An important first step in all of this is raising awareness of and interest in men's sexual and reproductive health among policymakers, opinion-shapers, donors, clinical and educational providers, and the general public. Policymakers and donors, especially, must be convinced to adopt a longer-term perspective, accepting that cultural change is a slow process. And they must be shown that investments in men's sexual and reproductive health, just as in women's, will spur broader social and economic development, improving the future capability of societies to achieve their goals.
The programmers and providers of sexual and reproductive health services for men have spent a decade since the Cairo conference learning from large- and small-scale experiments. The challenges they have encountered have been well explored in a number of conferences and reports. Some of these challenges are logistical, such as when to provide services to men through separate facilities and by male personnel; how to make men feel comfortable at existing facilities that were designed for women; and when counseling services should be provided to individuals, to couples or in groups. Providers may also face ethical challenges, such as ensuring the privacy and autonomy of women when providing services to their male partners. Other challenges involve training—not only to understand men’s needs and the needs of specific groups, but also to counter some providers’ biases toward, misperceptions about and inexperience with men. A broad set of questions revolves around providing services and information outside of the traditional clinical setting, through men’s communities, workplaces and social gatherings and from sources, such as clergymen, community leaders and peers, who men may relate to best. As a rule, overcoming these challenges requires understanding and adapting to local customs and norms.

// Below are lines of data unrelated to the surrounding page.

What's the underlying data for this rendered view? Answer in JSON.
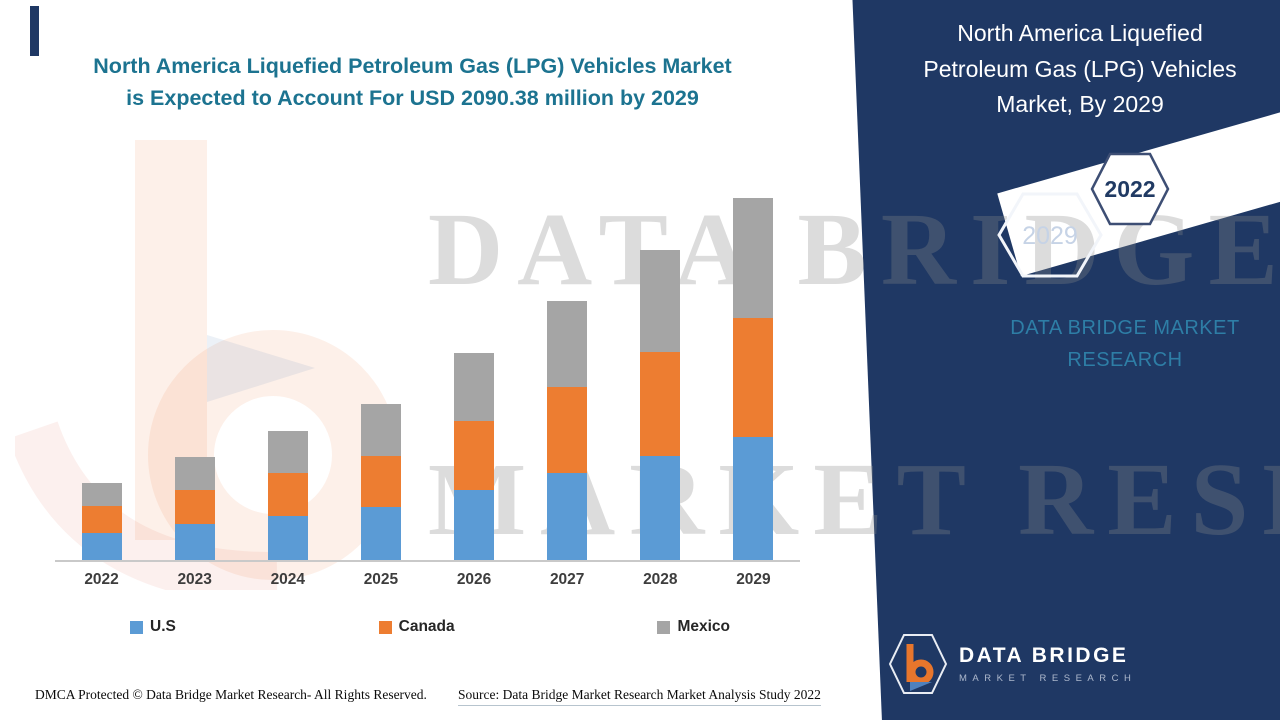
{
  "title": {
    "line1": "North America Liquefied Petroleum Gas (LPG) Vehicles Market",
    "line2": "is Expected to Account For USD 2090.38 million by 2029"
  },
  "watermark": {
    "line1": "DATA BRIDGE",
    "line2": "MARKET RESEARCH"
  },
  "chart_data": {
    "type": "bar",
    "stacked": true,
    "title": "North America Liquefied Petroleum Gas (LPG) Vehicles Market is Expected to Account For USD 2090.38 million by 2029",
    "unit": "USD million",
    "categories": [
      "2022",
      "2023",
      "2024",
      "2025",
      "2026",
      "2027",
      "2028",
      "2029"
    ],
    "series": [
      {
        "name": "U.S",
        "color": "#5B9BD5",
        "values": [
          155,
          207,
          254,
          306,
          404,
          502,
          600,
          710
        ]
      },
      {
        "name": "Canada",
        "color": "#ED7D31",
        "values": [
          160,
          196,
          248,
          294,
          398,
          497,
          601,
          687
        ]
      },
      {
        "name": "Mexico",
        "color": "#A5A5A5",
        "values": [
          133,
          190,
          242,
          299,
          393,
          496,
          588,
          693.38
        ]
      }
    ],
    "ylim": [
      0,
      2090.38
    ],
    "xlabel": "",
    "ylabel": "",
    "grid": false,
    "legend_position": "bottom",
    "y_axis_visible": false
  },
  "side_panel": {
    "heading": "North America Liquefied Petroleum Gas (LPG) Vehicles Market, By 2029",
    "hexagon_back_label": "2029",
    "hexagon_front_label": "2022",
    "brand_line1": "DATA BRIDGE MARKET",
    "brand_line2": "RESEARCH"
  },
  "logo": {
    "name": "DATA BRIDGE",
    "subtitle": "MARKET RESEARCH"
  },
  "footer": {
    "dmca": "DMCA Protected © Data Bridge Market Research- All Rights Reserved.",
    "source": "Source: Data Bridge Market Research Market Analysis Study 2022"
  },
  "colors": {
    "navy": "#1F3864",
    "title_teal": "#1C7390",
    "brand_teal": "#2E7EA6",
    "us": "#5B9BD5",
    "canada": "#ED7D31",
    "mexico": "#A5A5A5"
  }
}
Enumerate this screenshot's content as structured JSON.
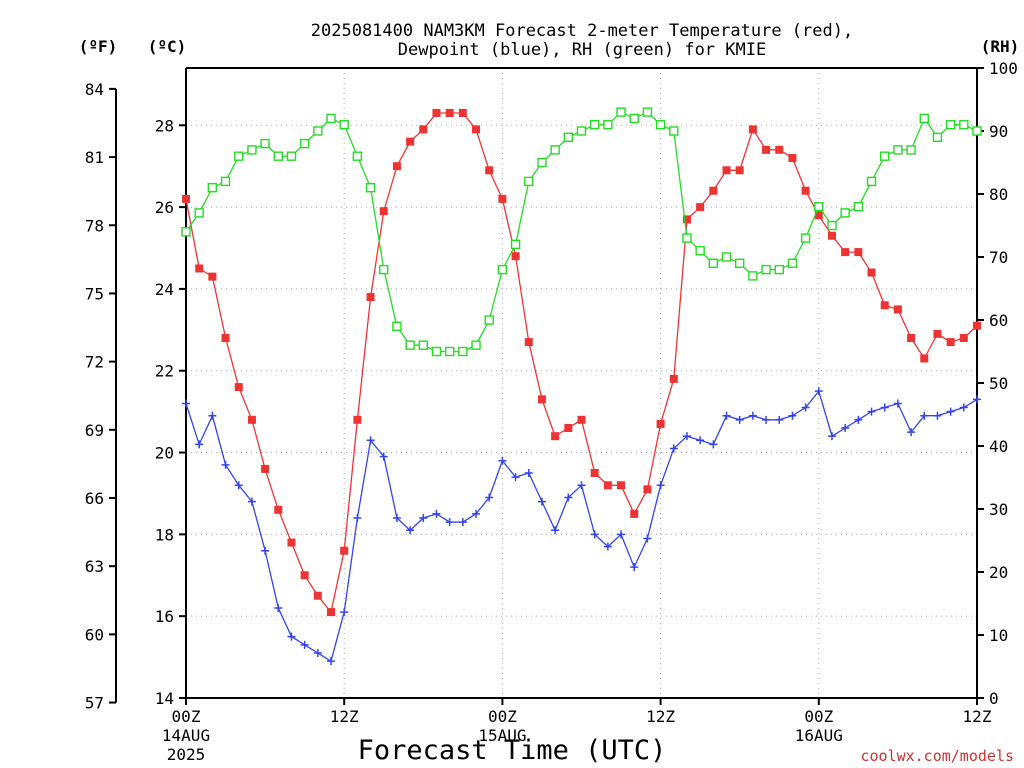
{
  "title_line1": "2025081400 NAM3KM Forecast 2-meter Temperature (red),",
  "title_line2": "Dewpoint (blue), RH (green) for KMIE",
  "unit_f": "(ºF)",
  "unit_c": "(ºC)",
  "unit_rh": "(RH)",
  "xlabel": "Forecast Time (UTC)",
  "credit": "coolwx.com/models",
  "colors": {
    "temperature": "#ee3333",
    "dewpoint": "#3344ee",
    "rh": "#22dd22",
    "grid": "#aaaaaa",
    "axis": "#000000"
  },
  "chart_data": {
    "type": "line",
    "x_unit": "forecast hour",
    "xlim": [
      0,
      60
    ],
    "x_ticks": [
      {
        "hour": 0,
        "label": "00Z",
        "sub1": "14AUG",
        "sub2": "2025"
      },
      {
        "hour": 12,
        "label": "12Z",
        "sub1": "",
        "sub2": ""
      },
      {
        "hour": 24,
        "label": "00Z",
        "sub1": "15AUG",
        "sub2": ""
      },
      {
        "hour": 36,
        "label": "12Z",
        "sub1": "",
        "sub2": ""
      },
      {
        "hour": 48,
        "label": "00Z",
        "sub1": "16AUG",
        "sub2": ""
      },
      {
        "hour": 60,
        "label": "12Z",
        "sub1": "",
        "sub2": ""
      }
    ],
    "ylim_c": [
      14,
      29.4
    ],
    "yticks_c": [
      14,
      16,
      18,
      20,
      22,
      24,
      26,
      28
    ],
    "yticks_f": [
      57,
      60,
      63,
      66,
      69,
      72,
      75,
      78,
      81,
      84
    ],
    "ylim_rh": [
      0,
      100
    ],
    "yticks_rh": [
      0,
      10,
      20,
      30,
      40,
      50,
      60,
      70,
      80,
      90,
      100
    ],
    "grid": true,
    "series": [
      {
        "name": "Temperature",
        "axis": "c",
        "marker": "filled-square",
        "values": [
          26.2,
          24.5,
          24.3,
          22.8,
          21.6,
          20.8,
          19.6,
          18.6,
          17.8,
          17.0,
          16.5,
          16.1,
          17.6,
          20.8,
          23.8,
          25.9,
          27.0,
          27.6,
          27.9,
          28.3,
          28.3,
          28.3,
          27.9,
          26.9,
          26.2,
          24.8,
          22.7,
          21.3,
          20.4,
          20.6,
          20.8,
          19.5,
          19.2,
          19.2,
          18.5,
          19.1,
          20.7,
          21.8,
          25.7,
          26.0,
          26.4,
          26.9,
          26.9,
          27.9,
          27.4,
          27.4,
          27.2,
          26.4,
          25.8,
          25.3,
          24.9,
          24.9,
          24.4,
          23.6,
          23.5,
          22.8,
          22.3,
          22.9,
          22.7,
          22.8,
          23.1
        ]
      },
      {
        "name": "Dewpoint",
        "axis": "c",
        "marker": "plus",
        "values": [
          21.2,
          20.2,
          20.9,
          19.7,
          19.2,
          18.8,
          17.6,
          16.2,
          15.5,
          15.3,
          15.1,
          14.9,
          16.1,
          18.4,
          20.3,
          19.9,
          18.4,
          18.1,
          18.4,
          18.5,
          18.3,
          18.3,
          18.5,
          18.9,
          19.8,
          19.4,
          19.5,
          18.8,
          18.1,
          18.9,
          19.2,
          18.0,
          17.7,
          18.0,
          17.2,
          17.9,
          19.2,
          20.1,
          20.4,
          20.3,
          20.2,
          20.9,
          20.8,
          20.9,
          20.8,
          20.8,
          20.9,
          21.1,
          21.5,
          20.4,
          20.6,
          20.8,
          21.0,
          21.1,
          21.2,
          20.5,
          20.9,
          20.9,
          21.0,
          21.1,
          21.3
        ]
      },
      {
        "name": "RH",
        "axis": "rh",
        "marker": "open-square",
        "values": [
          74,
          77,
          81,
          82,
          86,
          87,
          88,
          86,
          86,
          88,
          90,
          92,
          91,
          86,
          81,
          68,
          59,
          56,
          56,
          55,
          55,
          55,
          56,
          60,
          68,
          72,
          82,
          85,
          87,
          89,
          90,
          91,
          91,
          93,
          92,
          93,
          91,
          90,
          73,
          71,
          69,
          70,
          69,
          67,
          68,
          68,
          69,
          73,
          78,
          75,
          77,
          78,
          82,
          86,
          87,
          87,
          92,
          89,
          91,
          91,
          90
        ]
      }
    ]
  }
}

Other challenges stem directly from these customs and norms, and from formal societal structures. Secondary school attendance is uncommon in many developing countries, and as sex education is rarely taught in elementary school, few men (and women) ever receive sex education. Even in the United States, sex education is controversial and often limited in scope. In most developing countries, health care availability is severely limited. Even in those countries where it is not and where health insurance is common, access to and coverage of educational and skills-building services is far more rare. Men in many cultures resist using medical services, even if they are available and affordable. Funding challenges underlie and intertwine with all of these other issues. Limited resources are a factor in prioritizing among services and among groups of men, when considering the settings and sources through which to provide services and information, and in evaluating and expanding the numerous pilot programs that have been at the center of efforts around men’s reproductive health. Raising additional money—both locally and abroad, from governments, companies, foundations and individuals—is vital. Moreover, this money must be raised without detracting from potentially competing interests, including the needs of women and children.